能楽の組織と流儀。シテ方、ワキ方、狂言方、囃子方はその役割のみを行う専門家集団。役割を兼務することはない。現在、能楽に携わる人の数は1500名ほど

笛方・成田寛人さんの場合。
国立能楽堂の養成事業で修了

成田寛人(なりたひろひと) 笛方一噌流。昭和50年秋田県生まれ。第5期・国立能楽堂の養成事業修了。藤田次郎に師事。また芸歴は、今までに『乱』『石橋』『翁』『望月』『安宅 延年ノ舞』を披演

 成田寛人さんは、一噌流の笛方(ふえかた)です。能楽の笛、能管(のうかん)は小鼓、大鼓、太鼓の打楽器3種とともに「四拍子」と呼ばれ、唯一メロディーを担当します。一度でも、その音色を聴いたことがあれば、独特の高音が印象に残るはずです。能管は管楽器の中でも変わった構造を持ちます。一見すると、一般的な横笛のように息を吹き込む歌口(うたくち)と指を置く指孔(ゆびあな)があり構造に大きな差はないようですが、実は「喉(のど)」と呼ばれる細い竹が笛の本体に差し込まれており、あえて音律を狂わせる構造になっています。管の内部には漆が塗り重ねられ、ヒーッという甲高い音「ヒシギ」を生み出します。情景や人物の心理を表現する能管は、実にドラマチック。全身をつかうように能管を演奏する成田さんの姿も、表現のひとつのように感じられます。

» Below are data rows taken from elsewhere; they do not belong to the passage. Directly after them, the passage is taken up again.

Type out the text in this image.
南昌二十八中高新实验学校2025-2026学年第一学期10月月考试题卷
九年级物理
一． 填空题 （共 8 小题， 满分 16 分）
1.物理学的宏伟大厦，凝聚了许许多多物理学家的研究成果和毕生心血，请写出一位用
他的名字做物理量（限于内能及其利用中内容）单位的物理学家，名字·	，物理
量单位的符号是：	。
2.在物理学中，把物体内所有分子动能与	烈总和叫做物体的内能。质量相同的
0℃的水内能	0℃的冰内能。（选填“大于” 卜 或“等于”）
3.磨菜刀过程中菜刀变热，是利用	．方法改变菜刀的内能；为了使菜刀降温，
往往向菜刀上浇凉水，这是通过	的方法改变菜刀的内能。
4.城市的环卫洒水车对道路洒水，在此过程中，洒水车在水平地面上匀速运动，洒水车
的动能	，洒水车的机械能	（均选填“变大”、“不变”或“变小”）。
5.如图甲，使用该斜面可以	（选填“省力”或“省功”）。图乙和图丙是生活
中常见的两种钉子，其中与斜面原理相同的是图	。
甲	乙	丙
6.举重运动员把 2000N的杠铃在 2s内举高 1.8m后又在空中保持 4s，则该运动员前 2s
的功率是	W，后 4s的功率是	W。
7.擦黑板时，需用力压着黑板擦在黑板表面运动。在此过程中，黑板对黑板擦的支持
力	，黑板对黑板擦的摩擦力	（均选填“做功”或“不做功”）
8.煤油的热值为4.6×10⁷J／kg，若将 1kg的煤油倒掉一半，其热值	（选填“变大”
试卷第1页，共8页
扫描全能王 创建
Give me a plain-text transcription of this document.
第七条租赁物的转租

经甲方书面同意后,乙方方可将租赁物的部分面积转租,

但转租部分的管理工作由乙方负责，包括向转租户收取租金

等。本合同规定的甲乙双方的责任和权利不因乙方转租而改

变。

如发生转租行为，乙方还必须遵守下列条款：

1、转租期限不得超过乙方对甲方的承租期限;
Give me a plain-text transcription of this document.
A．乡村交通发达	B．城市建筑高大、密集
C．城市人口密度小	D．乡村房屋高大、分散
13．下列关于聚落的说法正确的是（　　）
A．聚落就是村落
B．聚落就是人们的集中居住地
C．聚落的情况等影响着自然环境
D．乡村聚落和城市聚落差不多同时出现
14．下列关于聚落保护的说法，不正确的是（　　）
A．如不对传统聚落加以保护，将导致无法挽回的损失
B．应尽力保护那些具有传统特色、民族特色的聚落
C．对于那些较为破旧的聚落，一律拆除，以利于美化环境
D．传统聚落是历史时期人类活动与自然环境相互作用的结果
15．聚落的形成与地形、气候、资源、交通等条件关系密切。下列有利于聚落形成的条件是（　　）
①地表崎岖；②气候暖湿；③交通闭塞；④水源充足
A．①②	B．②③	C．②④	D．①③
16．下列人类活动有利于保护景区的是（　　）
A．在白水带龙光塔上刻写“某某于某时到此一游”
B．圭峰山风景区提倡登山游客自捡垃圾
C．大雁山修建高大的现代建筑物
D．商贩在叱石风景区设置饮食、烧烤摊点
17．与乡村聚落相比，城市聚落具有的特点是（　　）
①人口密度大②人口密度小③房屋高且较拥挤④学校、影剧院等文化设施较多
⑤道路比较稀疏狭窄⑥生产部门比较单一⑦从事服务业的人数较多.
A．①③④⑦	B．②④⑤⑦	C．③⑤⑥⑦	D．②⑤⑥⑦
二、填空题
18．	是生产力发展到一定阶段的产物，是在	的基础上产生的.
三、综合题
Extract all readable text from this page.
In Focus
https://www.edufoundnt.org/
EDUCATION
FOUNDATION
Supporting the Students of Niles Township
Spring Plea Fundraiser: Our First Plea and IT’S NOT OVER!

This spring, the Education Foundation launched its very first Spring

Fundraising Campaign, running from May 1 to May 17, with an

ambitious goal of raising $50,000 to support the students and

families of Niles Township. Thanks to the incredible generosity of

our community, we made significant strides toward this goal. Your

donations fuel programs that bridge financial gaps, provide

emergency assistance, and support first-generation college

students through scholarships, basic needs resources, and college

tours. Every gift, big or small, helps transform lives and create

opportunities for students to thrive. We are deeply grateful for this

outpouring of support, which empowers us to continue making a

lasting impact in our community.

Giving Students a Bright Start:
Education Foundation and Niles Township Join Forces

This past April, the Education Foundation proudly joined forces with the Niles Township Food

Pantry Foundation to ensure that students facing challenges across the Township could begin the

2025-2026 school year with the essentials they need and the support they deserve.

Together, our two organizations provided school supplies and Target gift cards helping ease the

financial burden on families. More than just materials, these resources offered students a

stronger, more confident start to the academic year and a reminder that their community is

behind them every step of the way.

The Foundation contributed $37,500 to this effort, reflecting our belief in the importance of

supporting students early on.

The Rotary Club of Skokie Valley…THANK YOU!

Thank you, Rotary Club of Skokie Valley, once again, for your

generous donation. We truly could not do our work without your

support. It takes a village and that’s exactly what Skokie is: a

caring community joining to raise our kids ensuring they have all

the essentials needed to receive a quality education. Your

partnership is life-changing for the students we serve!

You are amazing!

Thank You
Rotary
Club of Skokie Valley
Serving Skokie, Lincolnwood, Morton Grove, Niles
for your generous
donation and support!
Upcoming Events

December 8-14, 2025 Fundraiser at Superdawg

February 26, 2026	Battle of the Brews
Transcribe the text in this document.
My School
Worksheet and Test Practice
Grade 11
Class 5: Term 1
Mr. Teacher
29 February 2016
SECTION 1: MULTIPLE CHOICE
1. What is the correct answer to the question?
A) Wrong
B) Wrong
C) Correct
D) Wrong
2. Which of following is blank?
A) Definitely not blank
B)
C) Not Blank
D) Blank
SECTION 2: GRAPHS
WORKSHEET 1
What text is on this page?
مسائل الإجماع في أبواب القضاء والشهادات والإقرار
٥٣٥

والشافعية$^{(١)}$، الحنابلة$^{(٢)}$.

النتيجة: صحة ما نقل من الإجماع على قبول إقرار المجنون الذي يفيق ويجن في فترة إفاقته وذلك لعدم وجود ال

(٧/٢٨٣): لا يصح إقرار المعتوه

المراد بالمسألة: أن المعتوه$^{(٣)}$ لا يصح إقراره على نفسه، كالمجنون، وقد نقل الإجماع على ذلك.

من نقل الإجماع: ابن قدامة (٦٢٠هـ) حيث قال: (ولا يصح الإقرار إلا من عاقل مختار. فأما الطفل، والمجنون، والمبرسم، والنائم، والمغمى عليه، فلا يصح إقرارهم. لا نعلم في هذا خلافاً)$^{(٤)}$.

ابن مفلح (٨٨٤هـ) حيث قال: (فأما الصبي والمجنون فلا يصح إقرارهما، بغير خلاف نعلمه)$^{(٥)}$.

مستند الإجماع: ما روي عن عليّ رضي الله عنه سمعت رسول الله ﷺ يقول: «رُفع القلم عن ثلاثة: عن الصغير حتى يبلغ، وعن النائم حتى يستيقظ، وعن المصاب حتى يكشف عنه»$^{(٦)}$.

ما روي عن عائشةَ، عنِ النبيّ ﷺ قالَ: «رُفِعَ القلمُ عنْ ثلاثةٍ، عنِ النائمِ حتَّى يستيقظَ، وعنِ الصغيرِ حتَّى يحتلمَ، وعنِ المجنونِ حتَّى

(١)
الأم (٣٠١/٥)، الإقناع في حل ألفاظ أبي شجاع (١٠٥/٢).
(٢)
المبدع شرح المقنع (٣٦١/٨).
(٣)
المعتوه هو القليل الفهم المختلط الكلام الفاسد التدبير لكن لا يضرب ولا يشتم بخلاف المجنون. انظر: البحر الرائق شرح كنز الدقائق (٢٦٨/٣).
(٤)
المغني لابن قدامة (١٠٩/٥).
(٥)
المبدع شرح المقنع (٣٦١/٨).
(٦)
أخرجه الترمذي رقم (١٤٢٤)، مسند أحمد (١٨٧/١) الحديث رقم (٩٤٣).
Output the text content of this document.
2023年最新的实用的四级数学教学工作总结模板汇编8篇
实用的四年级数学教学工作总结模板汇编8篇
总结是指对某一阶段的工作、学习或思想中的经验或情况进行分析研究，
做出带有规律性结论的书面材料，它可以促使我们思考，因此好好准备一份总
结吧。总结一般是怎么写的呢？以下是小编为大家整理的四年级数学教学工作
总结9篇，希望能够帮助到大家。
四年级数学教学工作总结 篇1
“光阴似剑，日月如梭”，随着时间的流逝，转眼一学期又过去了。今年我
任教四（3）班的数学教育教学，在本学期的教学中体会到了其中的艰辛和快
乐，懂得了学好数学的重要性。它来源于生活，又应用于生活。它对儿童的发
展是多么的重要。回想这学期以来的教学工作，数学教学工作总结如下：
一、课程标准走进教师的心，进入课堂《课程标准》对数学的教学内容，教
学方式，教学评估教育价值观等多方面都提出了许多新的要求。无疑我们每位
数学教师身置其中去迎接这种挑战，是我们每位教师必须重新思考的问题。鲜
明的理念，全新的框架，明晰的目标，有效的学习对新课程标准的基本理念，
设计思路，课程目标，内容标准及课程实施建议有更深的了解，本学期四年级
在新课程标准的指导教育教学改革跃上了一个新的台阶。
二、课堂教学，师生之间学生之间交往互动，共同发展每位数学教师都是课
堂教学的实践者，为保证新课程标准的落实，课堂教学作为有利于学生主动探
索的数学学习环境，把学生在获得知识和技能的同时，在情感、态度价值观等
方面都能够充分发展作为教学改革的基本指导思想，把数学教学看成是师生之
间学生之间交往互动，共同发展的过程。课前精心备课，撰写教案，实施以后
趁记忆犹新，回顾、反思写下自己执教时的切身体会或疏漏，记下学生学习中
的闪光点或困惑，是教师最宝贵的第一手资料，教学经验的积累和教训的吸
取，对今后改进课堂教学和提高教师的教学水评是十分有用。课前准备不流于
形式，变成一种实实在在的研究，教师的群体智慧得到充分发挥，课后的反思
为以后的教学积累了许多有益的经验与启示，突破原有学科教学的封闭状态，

 成田さんが、能管に目覚めたのは中学3年の時。もともと、お父様が謡曲を習っていたということもあり、小さな頃から伝統芸能の世界には触れていたとのこと。しかし、その日、FMラジオから流れてきた能管の調べには心打たれたそうです。「これは何かと父親に尋ねたら、能の笛だと。奏者は人間国宝の藤田大五郎でしたが、大変な衝撃を受けました」。当時、成田さんのご出身の秋田には一噌流の出稽古に(故)一噌幸政先生がいらしており、早速そこで習いはじめます。そしてお稽古は高校2年まで続きます。その後、能管から離れましたが、成田さんが20歳頃のある日、お父様が「国立能楽堂の養成事業」の話をみつけていらっしゃいます。「国立能楽堂の養成事業」とは、能楽三役のワキ方、囃子方、狂言方を養成するために基礎・専門教育を行うものです。1984年の開設以来多くの修了生を能楽界に送り出し、現在は第8期生が基礎課程を研修中です。応募資格は中学卒業以上23歳までとなっています。

 成田さんは第5期生となりますが、応募した年は笛、鼓、大鼓、太鼓、ワキ方が募集されたそうです。選考試験で20人弱の応募者が9人くらいに絞り込まれ、基礎研修家課程3年、専門研修課程3年の6年間の研修がスタートしました。その年の夏、何を専門に学んでいくかの決定があり、笛は2人に。笛方の流派は、一噌流、森田流、藤田流の三派あります。一噌流はそれまでは世襲でしたが、ちょうどこの時から外から人をとることになり、成田さんは一噌流・藤田次郎に師事することになったそうです。研修期間の平日のカリキュラムは、朝10時から謡のお稽古、13時から専門の笛のお稽古、15時から太鼓など他の楽器のお稽古をしたそうです。土日となると朝から師匠の鞄持ち。修行期間中は、「一週間が10日に感じられた」ほど、濃密で厳しい時間を過ごしたそうです。それでも「今」があるのは、やはり能楽の底深い魅力に心酔しているから。能楽の魅力を成田さんはこう語ります。

「渾身」という言葉が似合う演奏風景。全身をつかうように演奏し、情景や心理を表現する

唱歌(しょうが)と呼ばれる、能管の譜面。メロディとテンポが記されている。(成田さん提供)

 「能の醍醐味は、緊張感につつまれた真剣勝負の面白さにあります。能は決まり事の中で進行しますが、見えない宇宙が存在します。『能はライブ』なのです。この舞台の緊張感がお客さまに伝わった時、嬉しいと感じますし、私自身もこの舞台にいれて幸せだったと思うのです」。
 成田さんは中学生を対象とした「伝統芸能教室」で若者に接する機会があるそうですが、子供らしい反応が失われているように感じるそうです。最後に能楽を志す若い人へのメッセージをうかがうと、「若い人には見聞を広めて欲しいと思う。見聞したこと、見識が舞台に表れますから」という答えが返ってきました。